Burns and the parishioners of St. John’s take care to particularly invite young children to participate in some special way in worship whenever they can. Baptisms are the most common occasion to do so. The parish also recently held a “Youth Sunday,” where the youngest children were invited to come up and lead the congregation in the Lord’s Prayer. Older children served as ushers and the youth preached and read the lessons. Burns also holds instructed Eucharists periodically throughout the year, which are for the children, but appreciated by everyone.

Children “really do bring an amazement and excitement about Christianity,” Burns says. “It’s important for the congregation to see. Anytime we get them in [worship], it’s a wondrous feeling.”

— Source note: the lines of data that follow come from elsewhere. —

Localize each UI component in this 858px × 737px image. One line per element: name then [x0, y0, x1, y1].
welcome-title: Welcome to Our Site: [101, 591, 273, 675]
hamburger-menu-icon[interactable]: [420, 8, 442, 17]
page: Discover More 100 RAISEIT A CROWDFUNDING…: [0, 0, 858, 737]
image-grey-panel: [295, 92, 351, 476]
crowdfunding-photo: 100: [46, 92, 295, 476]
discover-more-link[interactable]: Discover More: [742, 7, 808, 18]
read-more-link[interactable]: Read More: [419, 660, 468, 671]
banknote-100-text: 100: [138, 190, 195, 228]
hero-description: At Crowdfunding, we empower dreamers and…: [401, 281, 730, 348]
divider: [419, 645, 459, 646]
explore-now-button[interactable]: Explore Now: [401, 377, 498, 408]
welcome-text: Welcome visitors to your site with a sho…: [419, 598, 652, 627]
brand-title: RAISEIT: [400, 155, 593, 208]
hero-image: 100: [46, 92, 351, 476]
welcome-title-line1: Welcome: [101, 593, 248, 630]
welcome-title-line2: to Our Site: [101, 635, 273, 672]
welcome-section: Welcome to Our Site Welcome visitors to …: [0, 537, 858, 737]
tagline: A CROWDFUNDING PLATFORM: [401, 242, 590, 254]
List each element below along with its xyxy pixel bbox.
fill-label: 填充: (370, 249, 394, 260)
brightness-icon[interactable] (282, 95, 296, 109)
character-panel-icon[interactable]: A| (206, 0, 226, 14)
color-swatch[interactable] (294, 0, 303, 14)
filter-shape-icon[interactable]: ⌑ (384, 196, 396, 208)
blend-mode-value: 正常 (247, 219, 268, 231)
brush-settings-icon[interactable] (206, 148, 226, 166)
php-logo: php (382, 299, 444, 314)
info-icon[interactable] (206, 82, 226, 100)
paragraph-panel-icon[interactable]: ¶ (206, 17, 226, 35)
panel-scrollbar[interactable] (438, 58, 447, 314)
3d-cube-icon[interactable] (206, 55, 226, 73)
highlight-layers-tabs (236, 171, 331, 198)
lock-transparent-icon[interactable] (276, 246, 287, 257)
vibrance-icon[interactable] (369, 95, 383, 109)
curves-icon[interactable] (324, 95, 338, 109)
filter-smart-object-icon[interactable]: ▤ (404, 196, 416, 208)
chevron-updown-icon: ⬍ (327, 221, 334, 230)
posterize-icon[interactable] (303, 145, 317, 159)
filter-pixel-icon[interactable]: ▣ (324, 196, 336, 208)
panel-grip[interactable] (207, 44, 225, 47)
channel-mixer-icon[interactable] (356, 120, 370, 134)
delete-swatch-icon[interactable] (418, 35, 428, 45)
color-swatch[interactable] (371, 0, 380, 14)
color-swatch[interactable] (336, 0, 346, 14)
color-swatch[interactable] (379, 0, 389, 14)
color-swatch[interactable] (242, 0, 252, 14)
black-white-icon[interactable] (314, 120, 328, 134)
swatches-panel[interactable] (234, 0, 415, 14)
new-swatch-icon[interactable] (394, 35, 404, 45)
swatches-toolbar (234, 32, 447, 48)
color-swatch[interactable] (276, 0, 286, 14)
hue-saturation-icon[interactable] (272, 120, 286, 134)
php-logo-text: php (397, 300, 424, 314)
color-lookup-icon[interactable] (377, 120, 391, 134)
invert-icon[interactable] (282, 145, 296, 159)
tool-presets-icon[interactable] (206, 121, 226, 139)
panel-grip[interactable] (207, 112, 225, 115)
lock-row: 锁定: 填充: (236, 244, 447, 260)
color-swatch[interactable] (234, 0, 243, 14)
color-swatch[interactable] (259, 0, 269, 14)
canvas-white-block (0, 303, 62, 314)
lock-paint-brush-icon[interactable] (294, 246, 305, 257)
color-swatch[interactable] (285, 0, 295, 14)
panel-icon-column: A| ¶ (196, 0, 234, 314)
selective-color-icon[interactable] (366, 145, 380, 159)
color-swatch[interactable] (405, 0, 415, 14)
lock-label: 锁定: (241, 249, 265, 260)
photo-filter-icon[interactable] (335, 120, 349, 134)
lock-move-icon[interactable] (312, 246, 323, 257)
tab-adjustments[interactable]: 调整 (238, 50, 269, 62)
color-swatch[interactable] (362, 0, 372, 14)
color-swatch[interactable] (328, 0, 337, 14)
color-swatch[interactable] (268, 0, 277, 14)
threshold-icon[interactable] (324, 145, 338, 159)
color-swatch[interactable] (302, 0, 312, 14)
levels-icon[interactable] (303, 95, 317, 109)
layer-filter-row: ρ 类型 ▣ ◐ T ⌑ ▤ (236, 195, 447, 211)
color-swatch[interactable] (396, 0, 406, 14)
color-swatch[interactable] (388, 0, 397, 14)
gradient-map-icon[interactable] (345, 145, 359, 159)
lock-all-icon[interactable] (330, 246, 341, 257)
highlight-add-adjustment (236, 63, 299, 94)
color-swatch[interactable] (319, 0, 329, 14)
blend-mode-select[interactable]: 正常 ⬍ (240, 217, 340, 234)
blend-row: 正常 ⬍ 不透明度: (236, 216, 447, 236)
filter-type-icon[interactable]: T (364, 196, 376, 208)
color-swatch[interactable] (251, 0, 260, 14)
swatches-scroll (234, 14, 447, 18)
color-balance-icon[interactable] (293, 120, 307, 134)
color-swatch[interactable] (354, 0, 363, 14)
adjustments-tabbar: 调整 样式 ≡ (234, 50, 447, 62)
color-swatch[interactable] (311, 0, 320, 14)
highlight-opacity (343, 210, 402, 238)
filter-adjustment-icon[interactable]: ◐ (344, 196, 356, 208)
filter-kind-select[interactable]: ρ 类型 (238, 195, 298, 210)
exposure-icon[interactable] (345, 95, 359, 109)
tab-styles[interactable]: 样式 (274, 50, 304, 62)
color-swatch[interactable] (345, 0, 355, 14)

St. Andrew’s in the Bronx takes the idea that children should be part of worship very seriously. Although Sunday School is held during worship until the peace, every third or fifth Sunday of the month is designated “Youth Sunday.”

“ Our goal is to include kids in all facets of our church life,” says Youth Advisor and Sunday School Superintendent Kay Grant.

On Youth Sunday, children of all ages participate by reading the lessons, serving as ushers, giving the homily, and generally taking over any tasks that aren’t designated only for the clergy. There are, according to Grant, some excellent lesson readers who also happen to be first graders.

The Sunday School also hosts the parish coffee hour once a month, with each grade taking turns having responsibility for that coffee hour.

“ I think it’s very important to have children involved not only in our parish but beyond, to know that all of us are God’s children.”

If including children in worship seems a daunting task, consider Miles’s observation that “any parish that has two or three kids [in church] is already doing something to make kids part of their worship service.”

A parish’s next step, then, might be “to make it something that everyone acknowledges as important to the formation of young Christians.”

Making a congregation comfortable with the presence of children in worship really begins, she says, with the clergy. When children make noise or need a glass of water or ask those seemingly ill-timed questions, if whoever is on the altar doesn’t get flustered, then the congregation will know “those little outbursts really are okay.”

“ One of our goals, as Jesus said, is to come as a child to God. I think most of us forget how to be children,” muses Miles. “So to watch children come to God, come to the altar rail, we also remember that wide-eyed wonder.”